Slow cooked beef and paprika soup with sour cream
3
Points®
Total time: 1 hr 55 min • Prep: 15 min • Cook: 1 hr 40 min • Serves: 4 • Difficulty: Easy
Healthy, hearty and delicious, this beef and paprika soup is the ultimate go-to soup. It is full of warmth and vegies and when topped with sour cream a delicious soft, smooth texture is created.


Ingredients
Olive oil
1 tbs
Beef, blade steak, raw
360 g, (Buy 450g), fat trimmed, cut into 2cm cubes
Brown onion
1 medium, cut into 2cm pieces
Carrot(s)
2 medium, cut into 2cm pieces
Celery
2 stick(s), cut into 2cm pieces
Garlic
2 clove(s), crushed
Ground paprika
1 tbs, sweet, plus extra to serve
Salt-reduced liquid beef stock
3 cup(s), (750ml)
Canned diced tomatoes
400 g
Sebago potato
2 medium, peeled, cut into 2cm pieces
Baby spinach
100 g
Extra light sour cream
2 tbs
Instructions
1
Heat half the oil in a large saucepan on high.
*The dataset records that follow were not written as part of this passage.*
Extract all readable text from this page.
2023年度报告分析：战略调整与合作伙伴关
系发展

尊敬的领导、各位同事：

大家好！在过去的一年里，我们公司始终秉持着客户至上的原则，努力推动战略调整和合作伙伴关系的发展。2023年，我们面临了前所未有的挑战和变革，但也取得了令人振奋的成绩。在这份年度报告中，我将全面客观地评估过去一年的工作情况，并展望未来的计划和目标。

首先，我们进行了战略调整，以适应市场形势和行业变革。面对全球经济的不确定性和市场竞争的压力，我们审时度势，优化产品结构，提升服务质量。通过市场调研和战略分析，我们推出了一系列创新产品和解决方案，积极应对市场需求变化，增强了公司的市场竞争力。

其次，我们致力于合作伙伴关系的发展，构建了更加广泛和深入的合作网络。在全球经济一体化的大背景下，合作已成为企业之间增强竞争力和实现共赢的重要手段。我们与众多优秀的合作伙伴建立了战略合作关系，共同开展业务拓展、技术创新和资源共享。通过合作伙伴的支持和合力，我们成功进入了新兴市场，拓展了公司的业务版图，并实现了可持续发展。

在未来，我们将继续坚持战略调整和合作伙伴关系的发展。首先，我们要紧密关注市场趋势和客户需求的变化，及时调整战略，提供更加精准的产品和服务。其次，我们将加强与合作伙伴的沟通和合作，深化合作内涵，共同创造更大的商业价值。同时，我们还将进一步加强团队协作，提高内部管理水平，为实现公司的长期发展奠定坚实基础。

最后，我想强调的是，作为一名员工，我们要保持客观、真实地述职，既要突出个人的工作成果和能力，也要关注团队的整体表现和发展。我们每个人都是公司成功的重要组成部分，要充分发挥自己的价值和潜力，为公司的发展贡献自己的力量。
Cook beef, turning, for 3 minutes or until browned. Transfer to a plate.
2
Heat remaining oil in the same pan on medium. Cook onion, carrot and celery, stirring, for 5 minutes or until softened. Add garlic and paprika and cook, stirring, for 1 minute or until fragrant.
3
Return beef to pan with stock, tomatoes and 1 cup (250ml) water. Bring to the boil. Reduce heat to low and simmer, covered, for 1 hour. Add potato and simmer, uncovered, for 30 minutes or until potato and beef are tender. Stir through spinach leaves until just wilted.
4
Spoon sour cream onto soup and sprinkle with paprika.